Sejin selalu berpikir, bahwa kebahagiaan itu adalah tanggung jawabnya sendiri. Orang lain tidak memiliki tanggung jawab untuk membahagiakannya.
Tapi ada satu orang yang ternyata dengan suka rela bahkan memaksa untuk ikut andil dalam mengurus kebaha...
Sejin tidak percaya apa yang dia lihat. Park Yera yang sebelumnya memiliki masalah pribadi dengan Sejin kini duduk manis dan terlihat sangat akrab dengan papanya.
Gadis itu tidak tau pasti situasinya tapi di dalam kepalanya dia sudah menata belasan asumsi untuk mengartikan situasi ini.
"Papa?? Papa kenal mereka ?" Yera menatap Sejin dan Jisung dengan tatapan meremehkan.

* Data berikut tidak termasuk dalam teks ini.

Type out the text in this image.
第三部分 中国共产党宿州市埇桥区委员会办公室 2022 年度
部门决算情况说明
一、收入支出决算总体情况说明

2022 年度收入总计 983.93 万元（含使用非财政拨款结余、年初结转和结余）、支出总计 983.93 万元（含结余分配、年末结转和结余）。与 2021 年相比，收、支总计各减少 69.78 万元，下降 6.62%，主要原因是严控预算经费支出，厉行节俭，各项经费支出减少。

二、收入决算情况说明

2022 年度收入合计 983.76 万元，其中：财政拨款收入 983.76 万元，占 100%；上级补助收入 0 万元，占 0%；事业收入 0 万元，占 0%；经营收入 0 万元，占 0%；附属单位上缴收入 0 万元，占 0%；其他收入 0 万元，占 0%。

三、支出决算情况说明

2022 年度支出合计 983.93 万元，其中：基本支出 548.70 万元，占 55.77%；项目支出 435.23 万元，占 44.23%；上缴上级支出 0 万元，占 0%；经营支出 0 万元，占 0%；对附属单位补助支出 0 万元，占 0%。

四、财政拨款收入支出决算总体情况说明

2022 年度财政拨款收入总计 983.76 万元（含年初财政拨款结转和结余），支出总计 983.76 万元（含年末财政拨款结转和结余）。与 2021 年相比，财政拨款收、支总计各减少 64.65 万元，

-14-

"Dia..?? Eh..?" Dan pria di hadapannya tampak ragu untuk menjawab.
'kenapa papa diam? Apakah papa ga mau mengakui aku dan Jisung??' Sejin memprotes di dalam pikirannya. Tapi dia tak berkeinginan untuk meneriakkan itu di depan orang yang telah mencampakkan mamanya.
"Kenapa mereka memanggilmu papa?" Yera kembali bertanya.

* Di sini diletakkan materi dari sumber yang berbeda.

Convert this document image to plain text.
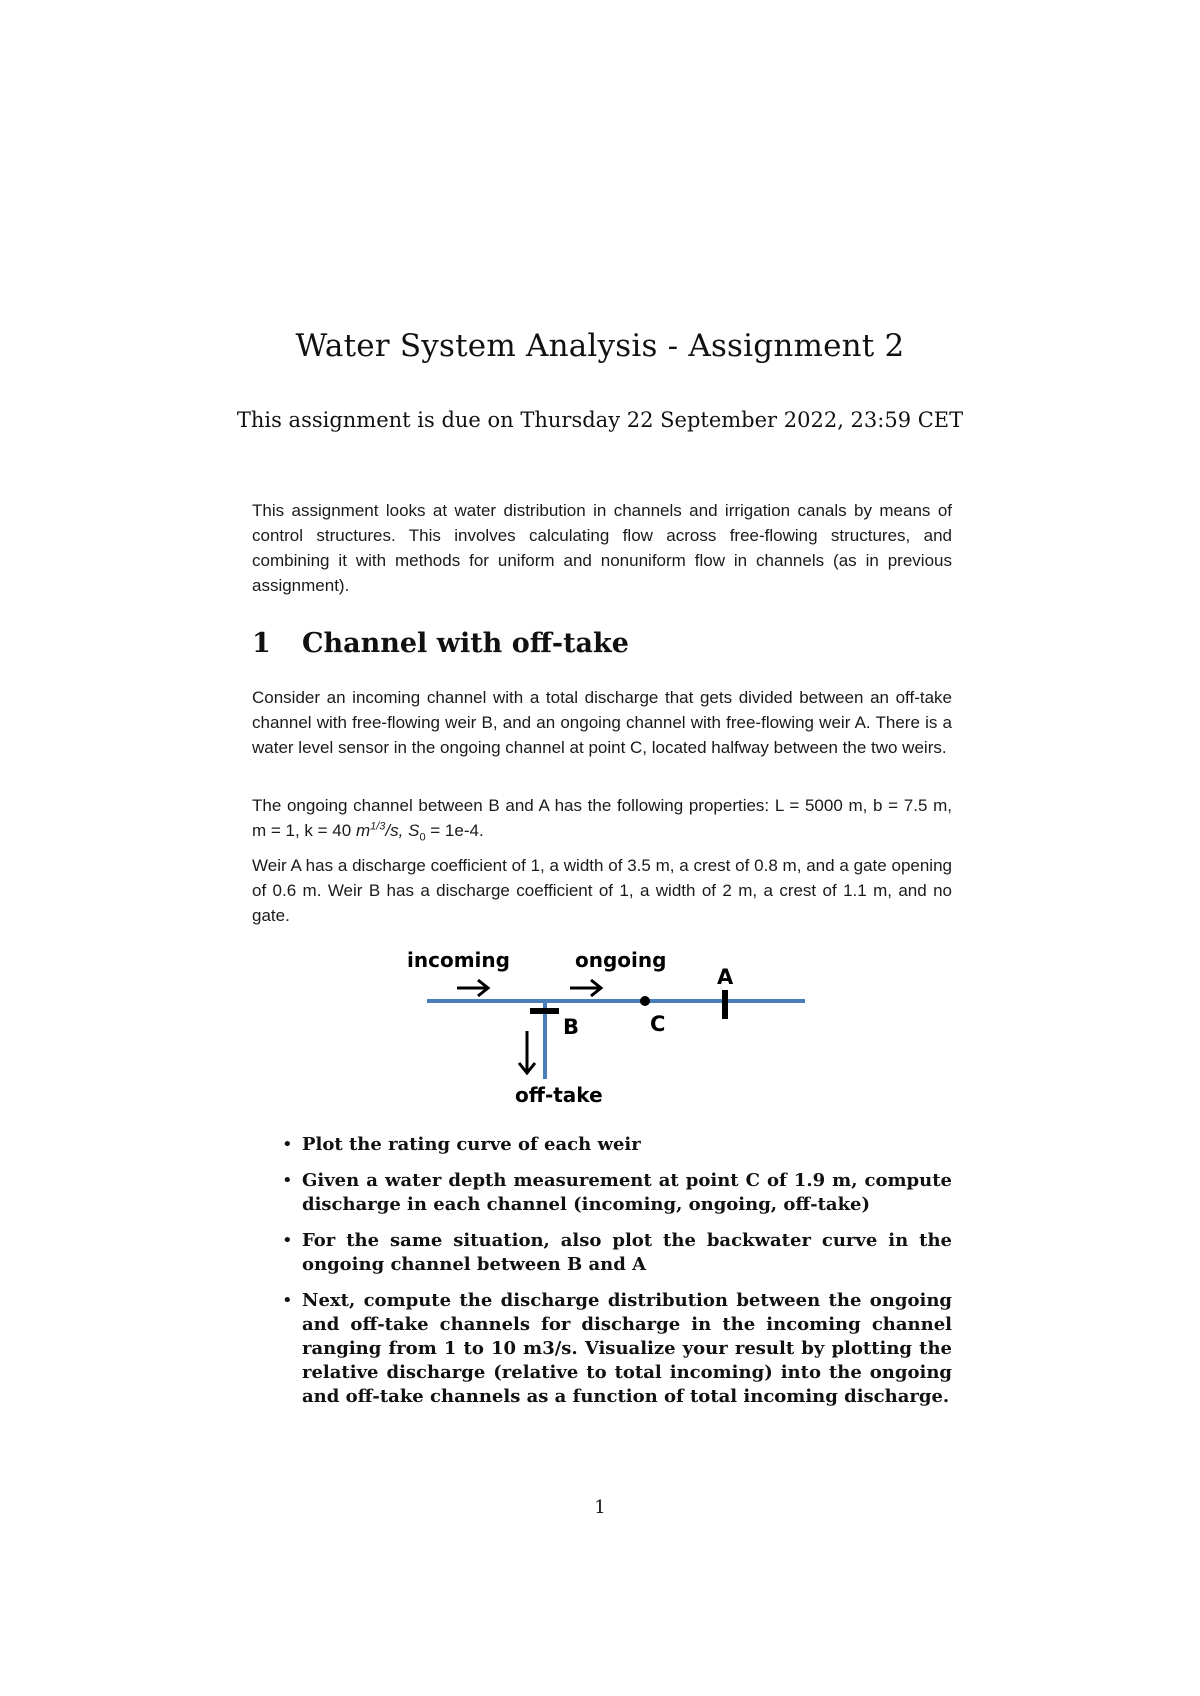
Water System Analysis - Assignment 2

This assignment is due on Thursday 22 September 2022, 23:59 CET

This assignment looks at water distribution in channels and irrigation canals by means of control structures. This involves calculating flow across free-flowing structures, and combining it with methods for uniform and nonuniform flow in channels (as in previous assignment).

1 Channel with off-take

Consider an incoming channel with a total discharge that gets divided between an off-take channel with free-flowing weir B, and an ongoing channel with free-flowing weir A. There is a water level sensor in the ongoing channel at point C, located halfway between the two weirs.

The ongoing channel between B and A has the following properties: L = 5000 m, b = 7.5 m, m = 1, k = 40 $m^{1/3}/s$, $S_0 = 1e-4$.

Weir A has a discharge coefficient of 1, a width of 3.5 m, a crest of 0.8 m, and a gate opening of 0.6 m. Weir B has a discharge coefficient of 1, a width of 2 m, a crest of 1.1 m, and no gate.

incoming	ongoing
A
B	C
off-take
• Plot the rating curve of each weir
• Given a water depth measurement at point C of 1.9 m, compute discharge in each channel (incoming, ongoing, off-take)
• For the same situation, also plot the backwater curve in the ongoing channel between B and A
• Next, compute the discharge distribution between the ongoing and off-take channels for discharge in the incoming channel ranging from 1 to 10 m3/s. Visualize your result by plotting the relative discharge (relative to total incoming) into the ongoing and off-take channels as a function of total incoming discharge.

1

"Ahh.. bukan, mereka bukan siapa-siapa, papa ga kenal mereka."
Sejin langsung memejamkan mata dengan rahang mengeras. Jantungnya terasa sakit, seperti baru saja terkena Sambaran petir.
Sejin memang tau kalau papanya meninggalkan mamanya karena menikahi perempuan lain. Tapi dari sekian banyak orang kenapa harus ibu dari Park Yera??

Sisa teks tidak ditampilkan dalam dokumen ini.